I just spent a week going back and forth with a freelance writer who wanted to see his piece published in this newsletter. TO be honest, the piece had great potential. I needed some changes in it, and he quickly accommodated. The message had purpose.
I hadn’t had red flags before then, but while he did a rewrite, I did a deep dive into him to see if he might be in any way affiliated with AI or a con artist from a third world country. I get a ton of both.
I had hope for this piece, but my gut told me to look harder after I studied his resume…then his email.
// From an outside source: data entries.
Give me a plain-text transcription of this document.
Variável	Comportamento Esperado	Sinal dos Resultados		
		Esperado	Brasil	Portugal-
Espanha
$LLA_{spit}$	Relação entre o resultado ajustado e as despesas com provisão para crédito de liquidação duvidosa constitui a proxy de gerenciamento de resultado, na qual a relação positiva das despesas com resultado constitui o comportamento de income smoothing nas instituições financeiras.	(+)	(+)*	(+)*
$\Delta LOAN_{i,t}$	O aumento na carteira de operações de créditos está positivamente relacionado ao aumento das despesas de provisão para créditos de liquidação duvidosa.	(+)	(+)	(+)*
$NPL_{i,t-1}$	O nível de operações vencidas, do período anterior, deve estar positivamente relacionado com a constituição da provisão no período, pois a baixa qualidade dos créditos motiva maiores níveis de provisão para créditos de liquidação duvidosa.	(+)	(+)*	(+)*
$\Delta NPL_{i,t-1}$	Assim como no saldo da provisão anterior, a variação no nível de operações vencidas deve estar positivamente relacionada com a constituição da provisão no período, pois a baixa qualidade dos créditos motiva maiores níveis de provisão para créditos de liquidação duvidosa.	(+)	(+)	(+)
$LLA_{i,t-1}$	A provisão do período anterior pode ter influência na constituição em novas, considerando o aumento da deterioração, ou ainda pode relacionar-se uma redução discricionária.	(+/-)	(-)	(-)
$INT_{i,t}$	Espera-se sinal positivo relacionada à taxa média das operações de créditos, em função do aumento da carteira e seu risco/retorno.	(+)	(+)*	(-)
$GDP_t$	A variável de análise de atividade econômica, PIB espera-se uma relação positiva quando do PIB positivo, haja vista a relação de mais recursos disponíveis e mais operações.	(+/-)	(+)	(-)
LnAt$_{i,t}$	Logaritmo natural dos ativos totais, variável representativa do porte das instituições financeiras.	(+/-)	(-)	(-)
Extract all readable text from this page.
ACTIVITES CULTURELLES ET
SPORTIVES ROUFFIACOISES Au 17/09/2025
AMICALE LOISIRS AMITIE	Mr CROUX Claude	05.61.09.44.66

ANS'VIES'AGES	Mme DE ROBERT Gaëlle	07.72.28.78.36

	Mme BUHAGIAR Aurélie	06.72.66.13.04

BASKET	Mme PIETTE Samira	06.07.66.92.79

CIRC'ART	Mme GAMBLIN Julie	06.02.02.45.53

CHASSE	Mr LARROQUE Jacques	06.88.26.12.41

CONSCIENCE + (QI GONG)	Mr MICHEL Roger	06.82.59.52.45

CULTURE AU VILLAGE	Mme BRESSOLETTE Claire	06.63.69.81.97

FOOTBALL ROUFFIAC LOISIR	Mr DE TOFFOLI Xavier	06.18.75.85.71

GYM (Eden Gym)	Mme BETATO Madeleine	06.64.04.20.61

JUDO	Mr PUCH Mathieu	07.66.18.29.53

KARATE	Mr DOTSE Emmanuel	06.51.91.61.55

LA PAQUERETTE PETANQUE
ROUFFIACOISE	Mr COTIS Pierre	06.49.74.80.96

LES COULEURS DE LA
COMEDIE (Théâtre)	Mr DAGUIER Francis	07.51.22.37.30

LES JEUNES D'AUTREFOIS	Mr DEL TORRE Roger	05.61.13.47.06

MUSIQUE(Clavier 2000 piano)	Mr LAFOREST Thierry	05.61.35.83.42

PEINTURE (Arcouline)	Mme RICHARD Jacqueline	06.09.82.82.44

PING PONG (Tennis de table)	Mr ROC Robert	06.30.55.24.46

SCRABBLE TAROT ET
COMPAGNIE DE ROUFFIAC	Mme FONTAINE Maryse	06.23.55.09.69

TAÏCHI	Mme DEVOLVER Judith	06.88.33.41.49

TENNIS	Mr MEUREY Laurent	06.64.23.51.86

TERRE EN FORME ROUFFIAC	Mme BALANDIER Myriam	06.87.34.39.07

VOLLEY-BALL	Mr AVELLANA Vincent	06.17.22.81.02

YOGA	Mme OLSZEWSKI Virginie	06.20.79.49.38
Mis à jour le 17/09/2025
Three different emails with all of them Gmail, and two of them with names I could not read much less pronounce. Every single link in his bio led to places I’d never heard of before except one, LinkedIn. Then I looked at where he claimed to be from, and it ranged from West Virginia to California to UK to Asia. His resume was posted with a company that blatantly promoted itself as AI-friendly. He had no presence on Facebook, Instagram, TikTok, Threads, etc.
When I questioned him in very clear language about his lack of clear identity, he said he had different emails because his was hacked a while back, and that he used a friend’s PayPal address instead of his own. Sitting alone in my study, I literally laughed. This was not the first time I’d been told this very thing.
But it wasn’t funny. The piece wasn’t bad at all, and I scrutinize submissions. In this case, the writer didn’t feel legitimate to me. He gave up easily when I told him why, too. In essence, his reply was “my bad.”
I cannot express this enough. Write well. Pitch well. But also have a definitive online presence. I’d rather pay $100 to someone who writes a column for a small town newspaper for $50 a pop than someone in Asia using AI pretending to be American, no matter how well they write.